Algo seguía gimoteando, y señalaba con el dedo la aldea en llamas, haciéndome señas de que me escondiera. Corrí pradera arriba, y me oculté tras una roca agazapándome como un animal salvaje, jadeando rítmicamente con respiración fatigosa. Oí ruido de pasos. Desde la roca de enfrente me seguía observando el hombre con aquellos ojos de rata, pequeños y sucios.

Sentí como si me corriera el sudor por la palma de la mano, y, al fijarme, vi que era sangre. Por lo visto, cuando me tiré a tierra en este escondite, debí de golpearme contra algo.

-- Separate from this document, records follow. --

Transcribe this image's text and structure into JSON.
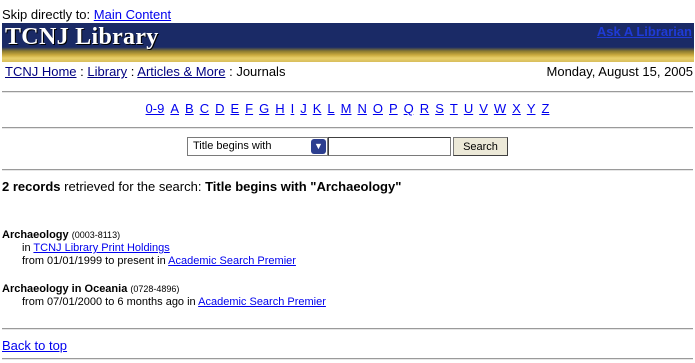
{
  "skip": {
    "prefix": "Skip directly to:",
    "link": "Main Content"
  },
  "banner": {
    "logo": "TCNJ Library",
    "ask": "Ask A Librarian"
  },
  "breadcrumb": {
    "items": [
      "TCNJ Home",
      "Library",
      "Articles & More"
    ],
    "separator": ":",
    "current": "Journals"
  },
  "date": "Monday, August 15, 2005",
  "az": [
    "0-9",
    "A",
    "B",
    "C",
    "D",
    "E",
    "F",
    "G",
    "H",
    "I",
    "J",
    "K",
    "L",
    "M",
    "N",
    "O",
    "P",
    "Q",
    "R",
    "S",
    "T",
    "U",
    "V",
    "W",
    "X",
    "Y",
    "Z"
  ],
  "search": {
    "mode": "Title begins with",
    "value": "",
    "button": "Search"
  },
  "result": {
    "count": "2 records",
    "middle": "retrieved for the search:",
    "query": "Title begins with \"Archaeology\""
  },
  "records": [
    {
      "title": "Archaeology",
      "issn": "(0003-8113)",
      "lines": [
        {
          "pre": "in ",
          "link": "TCNJ Library Print Holdings",
          "post": ""
        },
        {
          "pre": "from 01/01/1999 to present in ",
          "link": "Academic Search Premier",
          "post": ""
        }
      ]
    },
    {
      "title": "Archaeology in Oceania",
      "issn": "(0728-4896)",
      "lines": [
        {
          "pre": "from 07/01/2000 to 6 months ago in ",
          "link": "Academic Search Premier",
          "post": ""
        }
      ]
    }
  ],
  "back_to_top": "Back to top",
  "colors": {
    "banner": "#1a2a66",
    "gold": "#c9a93e",
    "link": "#0000ee",
    "ask": "#1f3bd6"
  }
}
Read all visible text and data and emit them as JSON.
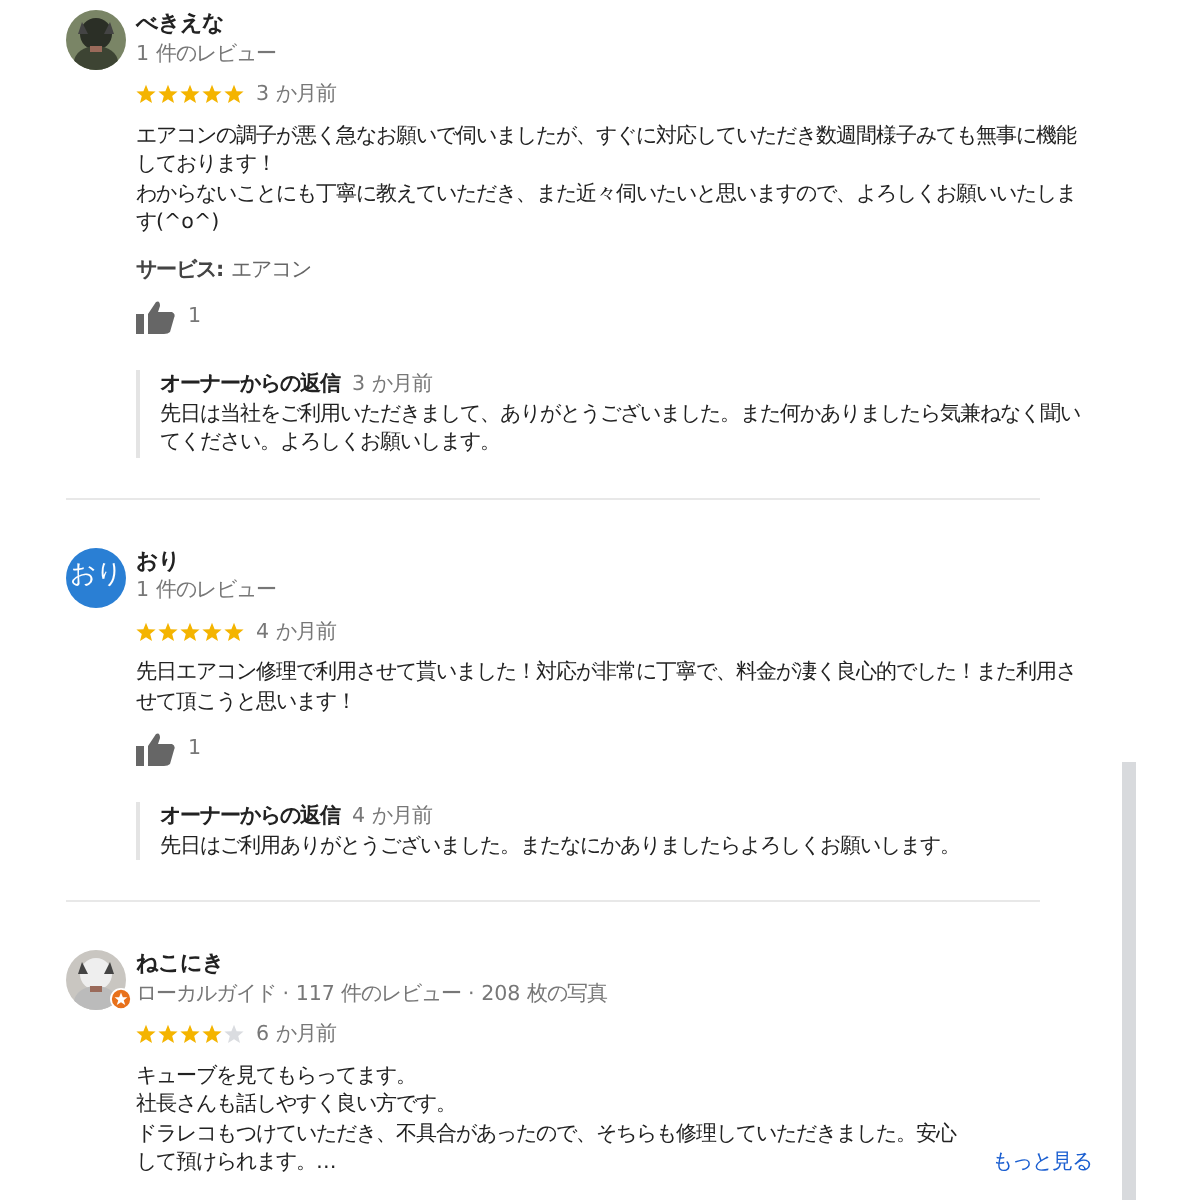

—¡Padre! —aquellos ojos menudos seguían clavados en mí desde las rocas—. ¡Qué alegría verle de nuevo!…

En su rostro hirsuto, se dibujó una sonrisa servil, como si tratase de explorar mi reacción.

—Aquí estamos en peligro…, pero, bueno, yo me encargo de seguir vigilando…

Le miré en silencio a la cara. Kichijirô desvió la mirada como el perro al que riñe su dueño. Arrancaba hierbas, se las llevaba a la boca y se ponía a masticarlas con aquellos dientes amarillos.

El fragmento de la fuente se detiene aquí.